The greatest blessing that could descend on Higher Education in this country
would be not the erection of more class barriers but the removal of one:
namely, the distinction drawn between those who have attended college and those who have not.
- W.H. Auden, The New Yorker, April 23, 1949
Auden didn’t care much for celebrity. At literary gatherings, he’d read poems in stained, ash-spattered suits with his fly undone, then seek out “the least important person in the room.” Perhaps he understood the danger of fame, which is now clearer than ever. When lazy celebrity shorthand (“rich, decisive boss”) can capture the Presidency, the consequences are even more calamitous than 12 new tequila brands. In higher education, famous credentials and institutions have led to an unaffordable monochrome isomorphism that has thrown America’s engine of socioeconomic mobility into reverse, exacerbated inequality, and stymied opportunity for diverse populations.

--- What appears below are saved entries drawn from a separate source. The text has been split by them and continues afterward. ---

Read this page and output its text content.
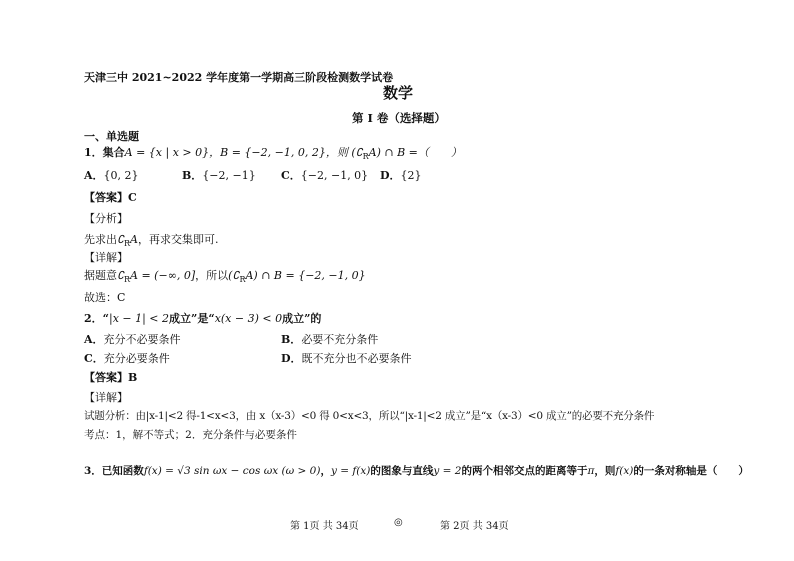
天津三中 2021~2022 学年度第一学期高三阶段检测数学试卷
数学
第 I 卷（选择题）
一、单选题
1．集合A = {x | x > 0}，B = {−2, −1, 0, 2}，则 $(∁_RA)$ ∩ B =（　　）
A．{0, 2}	B．{−2, −1} C．{−2, −1, 0} D．{2}
【答案】C
【分析】
先求出$∁_RA$，再求交集即可.
【详解】
据题意$∁_RA$ = (−∞, 0]，所以$(∁_RA)$ ∩ B = {−2, −1, 0}
故选：C
2．“|x − 1| < 2成立”是“x(x − 3) < 0成立”的
A．充分不必要条件	B．必要不充分条件
C．充分必要条件	D．既不充分也不必要条件
【答案】B
【详解】
试题分析：由|x-1|<2 得-1<x<3，由 x（x-3）<0 得 0<x<3，所以“|x-1|<2 成立”是“x（x-3）<0 成立”的必要不充分条件
考点：1，解不等式；2．充分条件与必要条件
3．已知函数f(x) = √3 sin ωx − cos ωx (ω > 0)，y = f(x)的图象与直线y = 2的两个相邻交点的距离等于π，则f(x)的一条对称轴是（　　）
第 1页 共 34页	◎	第 2页 共 34页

Just as digital technology has had its way with taxi monopolies, publishers, movie studios, and – now with GameStop – hedge funds, apps atop digital credential operating systems are on the verge of democratizing paths to good jobs. To paraphrase Matt Taibbi’s take on GameStop, the only thing ‘dangerous’ about technology blowing up degrees is that some of us reading about it might die of laughter. Digital credential apps will connect job seekers to employer hiring systems and transition the economy from pedigree- and degree-based hiring to skills-based hiring – a change that’s supported by virtually every constituency across America, with the exception of colleges, universities, and country clubs.
While famous credentials used to be a stepping stone, for far too many new and recent graduates (and for their parents), they’ve become a millstone. Digital credentials are here, and apps are on the way. Unlike celebrities, there will be a lot worth celebrating, including keeping 12-year-olds clear of STDs: Spendy and Time-consuming Degrees.